In the Court of Appeal case of Nyutu Agrovet Limited v Airtel Networks Limited, Civil Appeal (Application) No.61 of 2012 [2015] eKLR the Court found that no right of appeal exists to the Court of Appeal against a finding of the High Court on an application to set aside an arbitral award. This matter is however pending before the Supreme Court and it is hoped that the highest Court in the land will address the issue pertaining to intervention by Courts and resolve the same with finality.

The interventionist approach

The Court of Appeal in the case of DHL Excel Supply Chain Kenya Limited v Tilton Investments Limited, Civil Application No.

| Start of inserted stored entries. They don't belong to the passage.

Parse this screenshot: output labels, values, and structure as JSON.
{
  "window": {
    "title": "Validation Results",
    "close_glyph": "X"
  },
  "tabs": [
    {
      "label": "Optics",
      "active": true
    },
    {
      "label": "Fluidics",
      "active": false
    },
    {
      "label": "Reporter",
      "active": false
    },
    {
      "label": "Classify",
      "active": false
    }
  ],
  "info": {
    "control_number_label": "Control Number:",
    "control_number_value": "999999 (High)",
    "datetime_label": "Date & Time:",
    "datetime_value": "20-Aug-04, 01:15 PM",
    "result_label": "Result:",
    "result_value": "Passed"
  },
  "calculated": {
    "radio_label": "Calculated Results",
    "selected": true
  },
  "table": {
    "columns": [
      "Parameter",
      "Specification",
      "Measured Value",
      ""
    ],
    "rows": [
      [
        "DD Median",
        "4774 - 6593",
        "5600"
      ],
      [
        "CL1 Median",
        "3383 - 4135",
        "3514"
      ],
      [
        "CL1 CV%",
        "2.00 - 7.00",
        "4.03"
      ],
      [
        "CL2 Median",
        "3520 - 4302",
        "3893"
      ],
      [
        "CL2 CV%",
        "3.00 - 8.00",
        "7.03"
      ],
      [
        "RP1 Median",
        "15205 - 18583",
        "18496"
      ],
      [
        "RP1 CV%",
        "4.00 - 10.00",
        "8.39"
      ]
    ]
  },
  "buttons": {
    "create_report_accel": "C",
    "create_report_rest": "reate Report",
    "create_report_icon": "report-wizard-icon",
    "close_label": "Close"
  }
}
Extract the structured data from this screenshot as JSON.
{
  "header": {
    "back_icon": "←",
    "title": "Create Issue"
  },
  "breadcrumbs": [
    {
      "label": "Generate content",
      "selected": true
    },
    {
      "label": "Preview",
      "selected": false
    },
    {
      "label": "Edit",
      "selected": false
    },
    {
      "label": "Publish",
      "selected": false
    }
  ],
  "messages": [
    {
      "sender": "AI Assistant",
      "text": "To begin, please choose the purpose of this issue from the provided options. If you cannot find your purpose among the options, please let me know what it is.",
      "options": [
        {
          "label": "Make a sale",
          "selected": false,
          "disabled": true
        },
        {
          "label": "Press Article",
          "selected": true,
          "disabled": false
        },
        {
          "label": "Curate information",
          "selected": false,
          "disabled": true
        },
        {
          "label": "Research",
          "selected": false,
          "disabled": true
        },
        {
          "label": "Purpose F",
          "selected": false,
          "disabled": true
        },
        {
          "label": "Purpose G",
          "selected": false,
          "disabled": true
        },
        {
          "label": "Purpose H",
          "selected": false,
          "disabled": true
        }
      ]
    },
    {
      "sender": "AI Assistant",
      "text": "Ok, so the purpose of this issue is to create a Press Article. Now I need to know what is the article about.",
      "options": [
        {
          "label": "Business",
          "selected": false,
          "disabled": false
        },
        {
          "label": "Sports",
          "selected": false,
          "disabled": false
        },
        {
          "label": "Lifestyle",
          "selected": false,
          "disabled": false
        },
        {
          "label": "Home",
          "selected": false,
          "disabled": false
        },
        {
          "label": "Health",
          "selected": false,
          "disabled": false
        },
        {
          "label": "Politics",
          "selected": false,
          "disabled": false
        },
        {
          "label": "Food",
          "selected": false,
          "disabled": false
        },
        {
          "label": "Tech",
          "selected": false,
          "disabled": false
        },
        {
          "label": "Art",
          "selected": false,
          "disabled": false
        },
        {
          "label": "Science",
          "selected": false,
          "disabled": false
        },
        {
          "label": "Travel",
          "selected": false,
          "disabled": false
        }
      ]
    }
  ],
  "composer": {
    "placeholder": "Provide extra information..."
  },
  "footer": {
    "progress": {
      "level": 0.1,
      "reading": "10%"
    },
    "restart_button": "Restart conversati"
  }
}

Nai. 302 of 2015 [2017] eKLR held that;

"The fact that section 35 of the Arbitration Act is silent on whether such a decision is appealable to this Court by itself does not bar the right of appeal. The Section grants the High Court jurisdiction to intervene in arbitral proceedings wherein it is invoked. It follows therefore that the decision thereunder is appealable to this Court by virtue of the Constitution."

In so holding, the Court of Appeal in the DHL case not only encouraged and set a precedent for the intrusive nature of Courts, but the decision strongly exhibits the characteristics of legal formalism where judges' decisions are purely derived from enacted law and in this case the Constitution and the Arbitration Act. In keeping with the philosophical school of legal formalism, the Court, when it realized that Section 35 of the Arbitration Act is silent as to whether an appeal can be made to the Court of appeal, proceeded to invoke the provisions of the Constitution in reaching its decision.

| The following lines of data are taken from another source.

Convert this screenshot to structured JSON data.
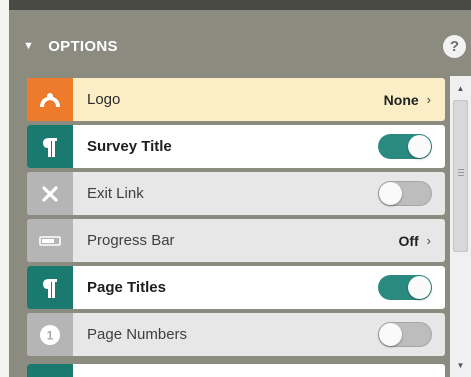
{
  "options_panel": {
    "header": {
      "title": "OPTIONS",
      "collapse_icon": "caret-down-icon",
      "help_label": "?"
    },
    "rows": [
      {
        "label": "Logo",
        "icon": "logo-icon",
        "icon_color": "#ee7b2b",
        "control": "link",
        "value": "None"
      },
      {
        "label": "Survey Title",
        "icon": "pilcrow-icon",
        "icon_color": "#1a7a70",
        "control": "toggle",
        "on": true
      },
      {
        "label": "Exit Link",
        "icon": "close-x-icon",
        "icon_color": "#b5b5b5",
        "control": "toggle",
        "on": false
      },
      {
        "label": "Progress Bar",
        "icon": "progress-bar-icon",
        "icon_color": "#b5b5b5",
        "control": "link",
        "value": "Off"
      },
      {
        "label": "Page Titles",
        "icon": "pilcrow-icon",
        "icon_color": "#1a7a70",
        "control": "toggle",
        "on": true
      },
      {
        "label": "Page Numbers",
        "icon": "page-number-icon",
        "icon_color": "#b5b5b5",
        "control": "toggle",
        "on": false,
        "icon_text": "1"
      }
    ],
    "colors": {
      "panel_bg": "#8b8b80",
      "accent_teal": "#1a7a70",
      "accent_orange": "#ee7b2b",
      "selected_row_bg": "#fbeec7"
    }
  }
}
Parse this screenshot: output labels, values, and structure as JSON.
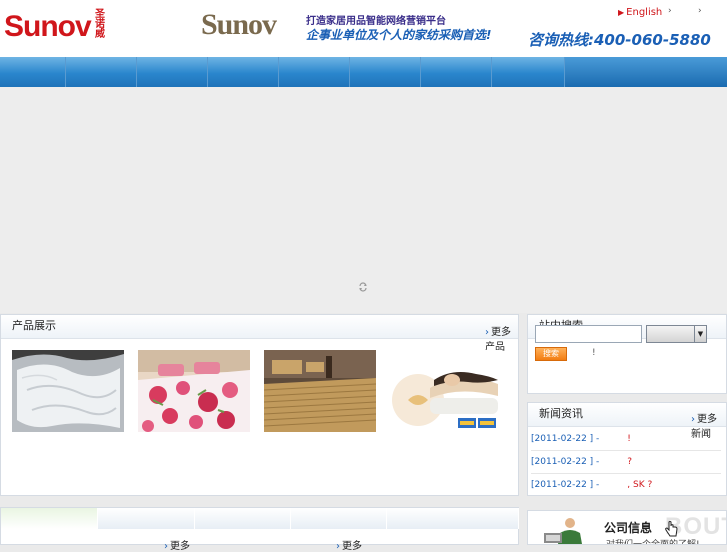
{
  "header": {
    "logo_text": "Sunov",
    "logo_cn": "圣诺威",
    "slogan_logo": "Sunov",
    "slogan_line1": "打造家居用品智能网络营销平台",
    "slogan_line2": "企事业单位及个人的家纺采购首选!",
    "lang_english": "English",
    "lang_2": "",
    "lang_3": "",
    "hotline": "咨询热线:400-060-5880"
  },
  "products_panel": {
    "title": "产品展示",
    "more": "更多产品",
    "items": [
      {
        "name": "white-duvet"
      },
      {
        "name": "floral-bedding"
      },
      {
        "name": "bamboo-mat"
      },
      {
        "name": "memory-pillow"
      }
    ]
  },
  "search_panel": {
    "title": "站内搜索",
    "input_value": "",
    "select_value": "",
    "button_label": "搜索",
    "note": "!"
  },
  "news_panel": {
    "title": "新闻资讯",
    "more": "更多新闻",
    "items": [
      {
        "date": "[2011-02-22 ] -",
        "text": "!"
      },
      {
        "date": "[2011-02-22 ] -",
        "text": "?"
      },
      {
        "date": "[2011-02-22 ] -",
        "text": ", SK ?"
      }
    ]
  },
  "tabs": {
    "links": [
      "更多",
      "更多"
    ]
  },
  "info_box": {
    "title": "公司信息",
    "subtitle": "对我们一个全面的了解!",
    "watermark": "BOUT"
  },
  "colors": {
    "brand_red": "#d0161b",
    "nav_blue": "#2a86cd",
    "link_blue": "#1a5fb5"
  }
}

Yet another interventionist approach can be gleaned by how the Court made a finding that Arbitration matters are subject to judicial review. Guided by the provisions of the Fair Administrative Action Act, 2015 ("the FAA Act"), which was enacted pursuant to Article 47 of the Constitution, the Court in Sylvana Mpabwanayo Ntaryamira v Allen Waiyaki Gichuhi & another, Judicial Review Application No. 449 of 2015 [2016] eKLR found that;

"An arbitrator is a non-state agency whose action, omission or decision affects the legal rights or interests of the parties before him to whom the arbitral proceedings relate cannot be doubted. It is therefore my view and I so hold that pursuant to the provisions of Article 47 as read with the provisions of the Fair Administrative Action Act, 2015, judicial review orders may where appropriate issue against the decisions of an arbitrator."

The above finding adopts a legal formalism point of view as it interprets the Constitution and the FAA in reaching a decision that arbitration matters are subject to judicial review. The above finding does not reflect the practical position. This is because the Arbitration Act is a complete code as regards to challenge of any procedure pertaining to the arbitration process, and as a result, leaves little or no room for judicial review.

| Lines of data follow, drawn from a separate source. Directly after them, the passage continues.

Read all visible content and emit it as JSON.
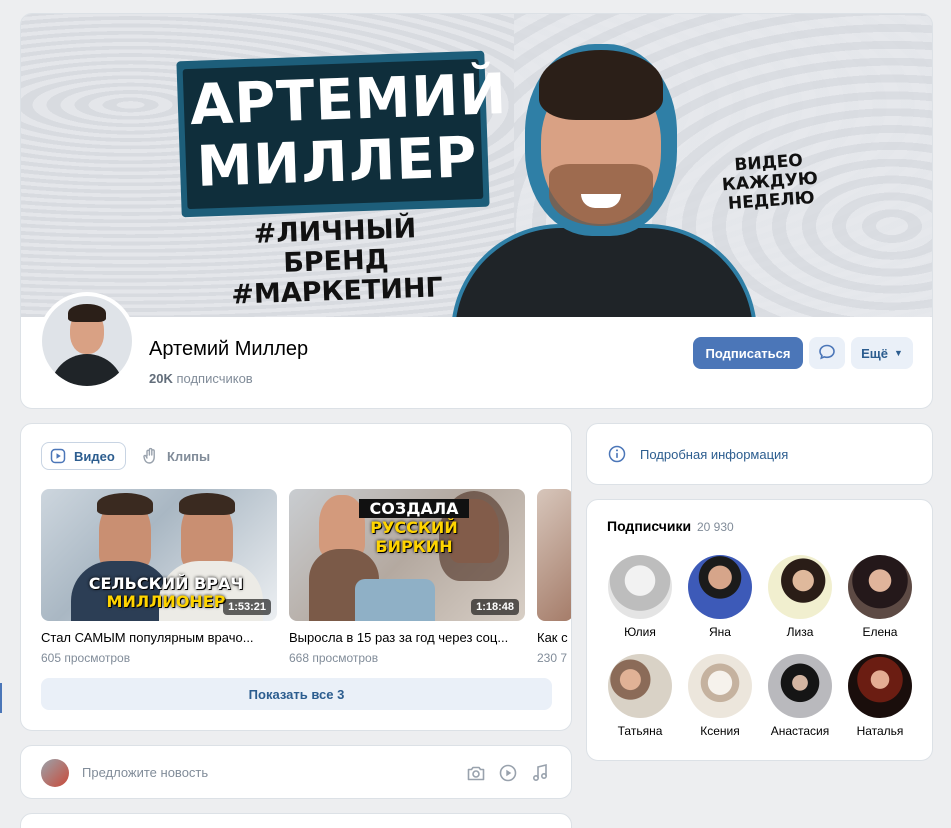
{
  "profile": {
    "cover": {
      "title_line1": "АРТЕМИЙ",
      "title_line2": "МИЛЛЕР",
      "tag1": "#ЛИЧНЫЙ БРЕНД",
      "tag2": "#МАРКЕТИНГ",
      "week_line1": "ВИДЕО КАЖДУЮ",
      "week_line2": "НЕДЕЛЮ"
    },
    "name": "Артемий Миллер",
    "subs_count": "20K",
    "subs_label": "подписчиков",
    "subscribe_label": "Подписаться",
    "more_label": "Ещё"
  },
  "videos": {
    "tabs": [
      {
        "label": "Видео",
        "icon": "play-square-icon",
        "active": true
      },
      {
        "label": "Клипы",
        "icon": "clips-hand-icon",
        "active": false
      }
    ],
    "items": [
      {
        "title": "Стал САМЫМ популярным врачо...",
        "views": "605 просмотров",
        "duration": "1:53:21",
        "caption_line1": "СЕЛЬСКИЙ ВРАЧ",
        "caption_line2": "МИЛЛИОНЕР"
      },
      {
        "title": "Выросла в 15 раз за год через соц...",
        "views": "668 просмотров",
        "duration": "1:18:48",
        "caption_line1": "СОЗДАЛА",
        "caption_line2": "РУССКИЙ",
        "caption_line3": "БИРКИН"
      },
      {
        "title": "Как с",
        "views": "230 7"
      }
    ],
    "show_all_label": "Показать все 3"
  },
  "suggest": {
    "placeholder": "Предложите новость",
    "icons": [
      "camera-icon",
      "video-icon",
      "music-icon"
    ]
  },
  "info": {
    "label": "Подробная информация"
  },
  "followers": {
    "title": "Подписчики",
    "count": "20 930",
    "people": [
      {
        "name": "Юлия",
        "color": "#d8d8d8"
      },
      {
        "name": "Яна",
        "color": "#6a7fb5"
      },
      {
        "name": "Лиза",
        "color": "#e9e7c8"
      },
      {
        "name": "Елена",
        "color": "#3a2c26"
      },
      {
        "name": "Татьяна",
        "color": "#c9b8a3"
      },
      {
        "name": "Ксения",
        "color": "#e6ded4"
      },
      {
        "name": "Анастасия",
        "color": "#a8a8ac"
      },
      {
        "name": "Наталья",
        "color": "#2b1512"
      }
    ]
  },
  "colors": {
    "accent": "#4b76b8",
    "link": "#2c5d8f",
    "background": "#edeef0"
  }
}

Arbitration is one of the ways in which disputing parties access justice as is provided for in the Constitution. As far as the strict interpretation of the Model Law and the Arbitration Act is concerned as relates to Court's intervention, the Supreme Court in the Nyutu case (supra) in rendering its decision will inevitably set the pace for the course that arbitration matters should take and by extension, which philosophical school of thought will gain eminence in the Kenyan legal system.

  1. Christopher J. Peters, "Legal Formalism, Procedural Principles, and Judicial Constraint in American Adjudication" available at <> accessed on 29th August, 2018.
  2. Oliver Wendell Holmes Jr., "The Path of the Law," Harvard Law Review, Vol. 10 (1897): 457–78.